OUR misfortunes inspired me with the idea of these researches. I undertook them immediately after the war of 1870, and have since continued them without interruption, with the determination of perfecting them, and thereby benefiting a branch of industry wherein we are undoubtedly surpassed by Germany.

I am convinced that I have found a precise, practical solution of the arduous problem which I proposed to myself—that of a process of manufacture, independent of season and locality, which should obviate the necessity of having recourse to the costly methods of cooling employed in existing processes, and at the same time secure the preservation of its products for any length of time.

These new studies are based on the same principles which guided me in my researches on wine, vinegar, and the silkworm disease—principles, the applications of which are practically unlimited. The etiology of contagious diseases may, perhaps, receive from them an unexpected light.

I need not hazard any prediction concerning the advantages likely to accrue to the brewing industry from the adoption of such a process of brewing as my study of the subject has enabled me to devise, and from an application of the novel facts upon which this process is founded. Time is the best appraiser of scientific work, and I am not unaware that an industrial discovery rarely produces all its fruit in the hands of its first inventor.

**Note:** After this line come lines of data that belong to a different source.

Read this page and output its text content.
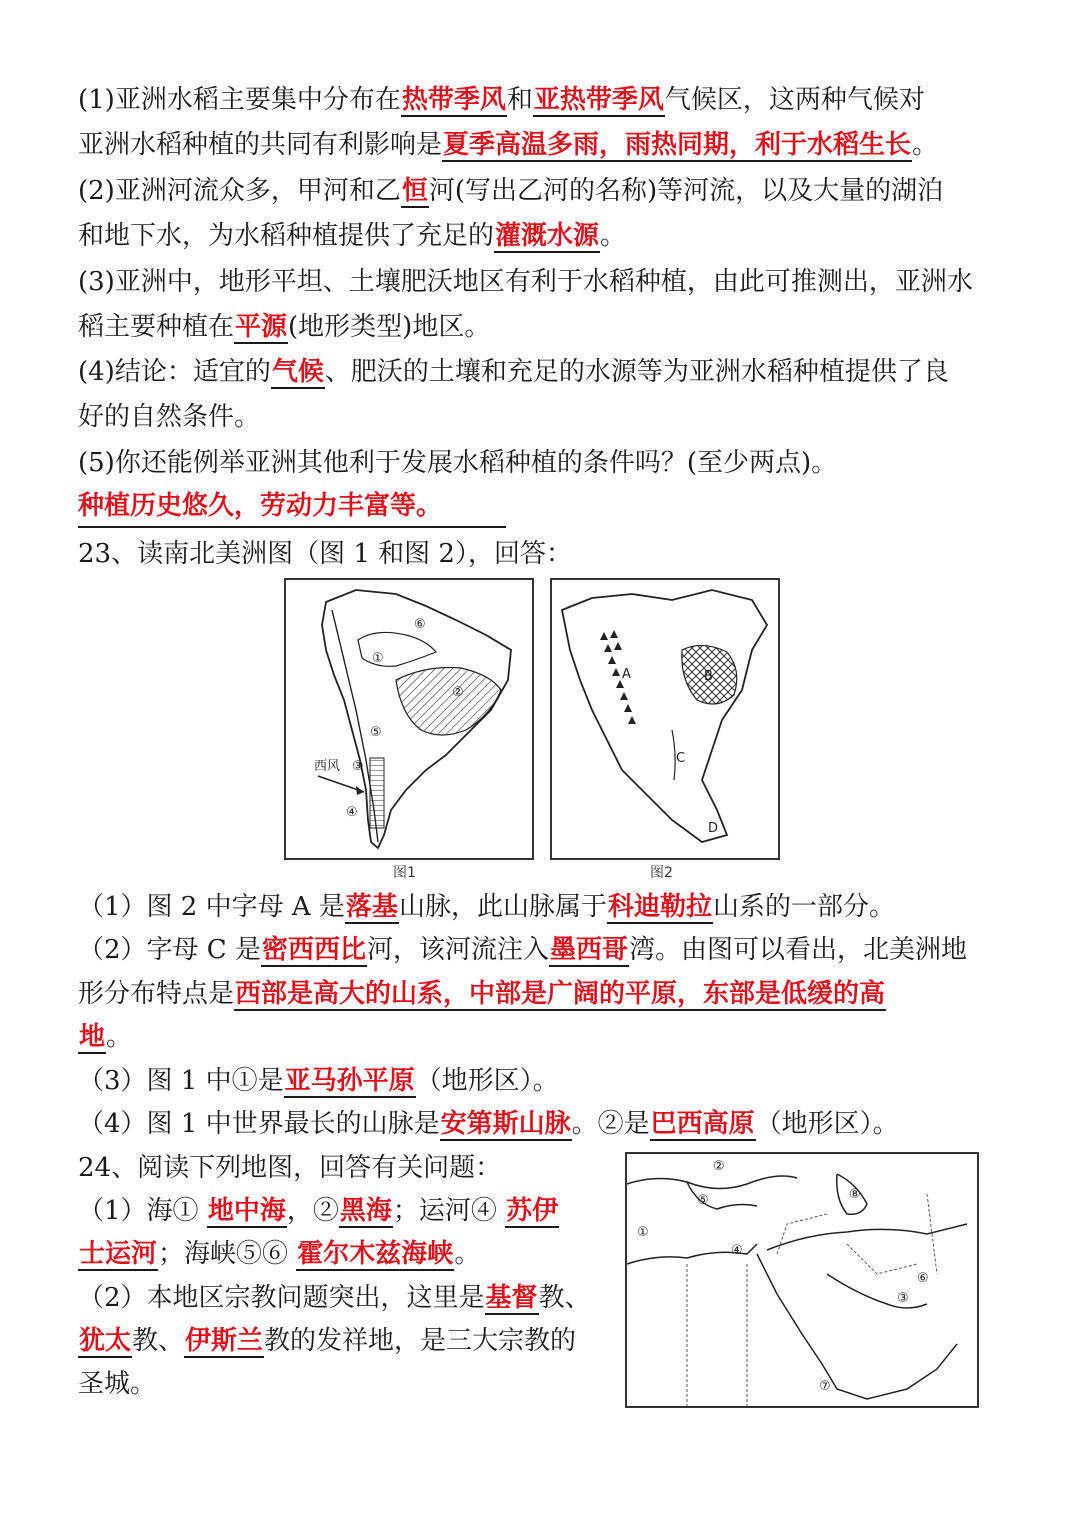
(1)亚洲水稻主要集中分布在热带季风和亚热带季风气候区，这两种气候对
亚洲水稻种植的共同有利影响是夏季高温多雨，雨热同期，利于水稻生长。
(2)亚洲河流众多，甲河和乙恒河(写出乙河的名称)等河流，以及大量的湖泊
和地下水，为水稻种植提供了充足的灌溉水源。
(3)亚洲中，地形平坦、土壤肥沃地区有利于水稻种植，由此可推测出，亚洲水
稻主要种植在平源(地形类型)地区。
(4)结论：适宜的气候、肥沃的土壤和充足的水源等为亚洲水稻种植提供了良
好的自然条件。
(5)你还能例举亚洲其他利于发展水稻种植的条件吗？(至少两点)。
种植历史悠久，劳动力丰富等。
23、读南北美洲图（图 1 和图 2），回答：
西风
①
②
③
④
⑤
⑥
图1
A	B
C
D
图2
（1）图 2 中字母 A 是落基山脉，此山脉属于科迪勒拉山系的一部分。
（2）字母 C 是密西西比河，该河流注入墨西哥湾。由图可以看出，北美洲地
形分布特点是西部是高大的山系，中部是广阔的平原，东部是低缓的高
地。
（3）图 1 中①是亚马孙平原（地形区）。
（4）图 1 中世界最长的山脉是安第斯山脉。②是巴西高原（地形区）。
24、阅读下列地图，回答有关问题：
（1）海① 地中海，②黑海；运河④ 苏伊
士运河；海峡⑤⑥ 霍尔木兹海峡。
（2）本地区宗教问题突出，这里是基督教、
犹太教、伊斯兰教的发祥地，是三大宗教的
圣城。
①
②
③
④
⑤
⑥
⑦
⑧
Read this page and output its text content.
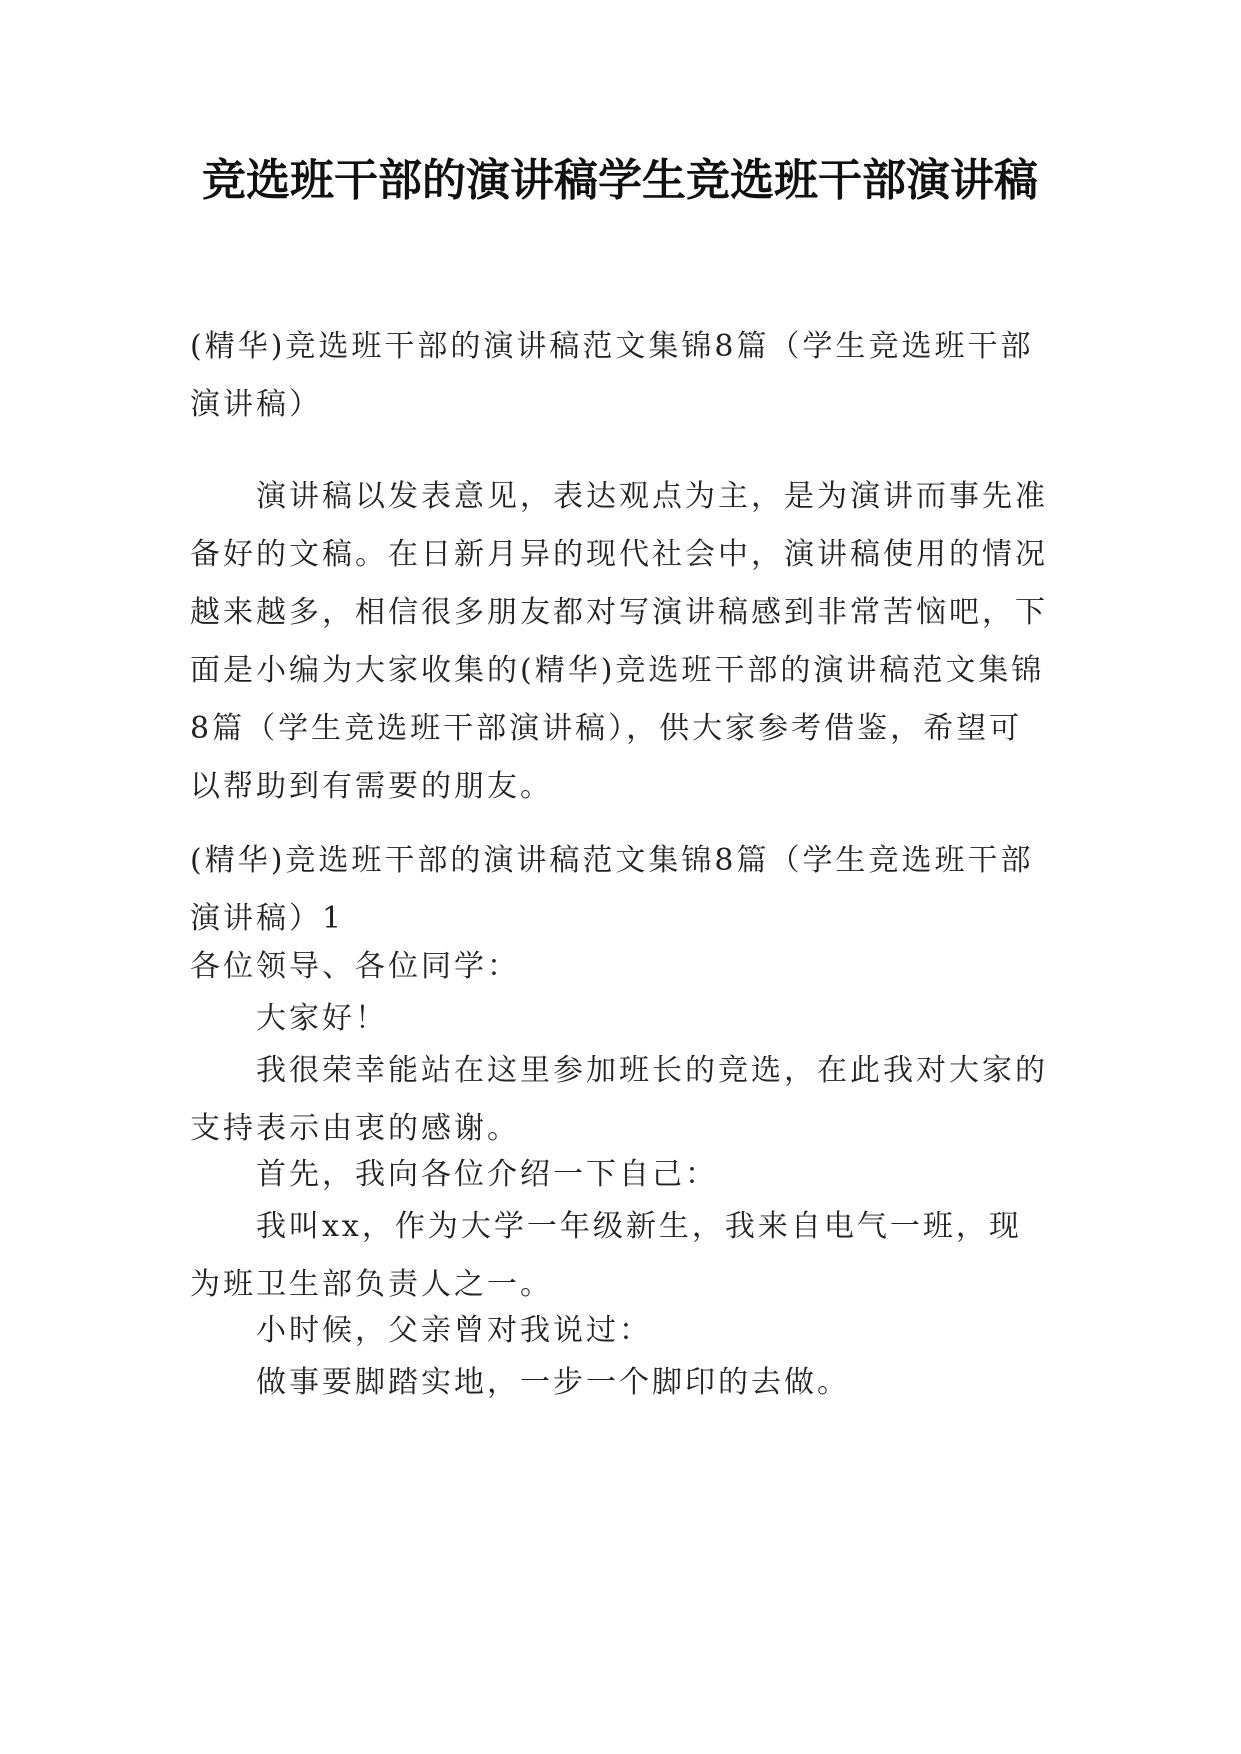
竞选班干部的演讲稿学生竞选班干部演讲稿

(精华)竞选班干部的演讲稿范文集锦8篇（学生竞选班干部演讲稿）

演讲稿以发表意见，表达观点为主，是为演讲而事先准备好的文稿。在日新月异的现代社会中，演讲稿使用的情况越来越多，相信很多朋友都对写演讲稿感到非常苦恼吧，下面是小编为大家收集的(精华)竞选班干部的演讲稿范文集锦8篇（学生竞选班干部演讲稿），供大家参考借鉴，希望可以帮助到有需要的朋友。

(精华)竞选班干部的演讲稿范文集锦8篇（学生竞选班干部演讲稿）1

各位领导、各位同学：

大家好！

我很荣幸能站在这里参加班长的竞选，在此我对大家的支持表示由衷的感谢。

首先，我向各位介绍一下自己：

我叫xx，作为大学一年级新生，我来自电气一班，现为班卫生部负责人之一。

小时候，父亲曾对我说过：

做事要脚踏实地，一步一个脚印的去做。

I began my researches at Clermont-Ferrand, in the laboratory, and with the help, of my friend M. Duclaux, professor of chemistry at the Faculty of Sciences of that town. I continued them in Paris, and afterwards at the great brewery of Tourtel Brothers, of Tantonville, which is admitted to be the first in France. I heartily thank these gentlemen for their extreme

kindness. I owe also a public tribute of gratitude to M. Kuhn, a skillful brewer of Chamalières, near Clermont-Ferrand, as well as to M. Velten of Marseilles, and to MM. de Tassigny, of Reims, who have placed at my disposal their establishments and their products, with the most praiseworthy eagerness.

Paris, June 1, 1879.

L. PASTEUR.

THE

PHYSIOLOGICAL THEORY

OF FERMENTATION

§ I. ON THE RELATIONS EXISTING BETWEEN OXYGEN AND YEAST

I

T is characteristic of science to reduce incessantly the number of unexplained phenomena. It is observed, for instance, that fleshy fruits are not liable to fermentation so long as their epidermis remains uninjured. On the other hand, they ferment very readily when they are piled up in heaps more or less open, and immersed in their saccharine juice. The mass becomes heated and swells; carbonic acid gas is disengaged, and the sugar disappears and is replaced by alcohol. Now, as to the question of the origin of these spontaneous phenomena, so remarkable in character as well as usefulness for man's service Modern knowledge has taught us that fermentation is the consequence of a development of vegetable cells the germs of which do not exist in the saccharine juices within fruits; that many varieties of these cellular plants exist, each giving rise to its own particular fermentation. The principal products of these various fermentations, although resembling each other in their nature, differ in their relative proportions and in the accessory substances that accompany them, a fact which alone is sufficient to account for wide differences in the quality and commercial value of alcoholic beverages.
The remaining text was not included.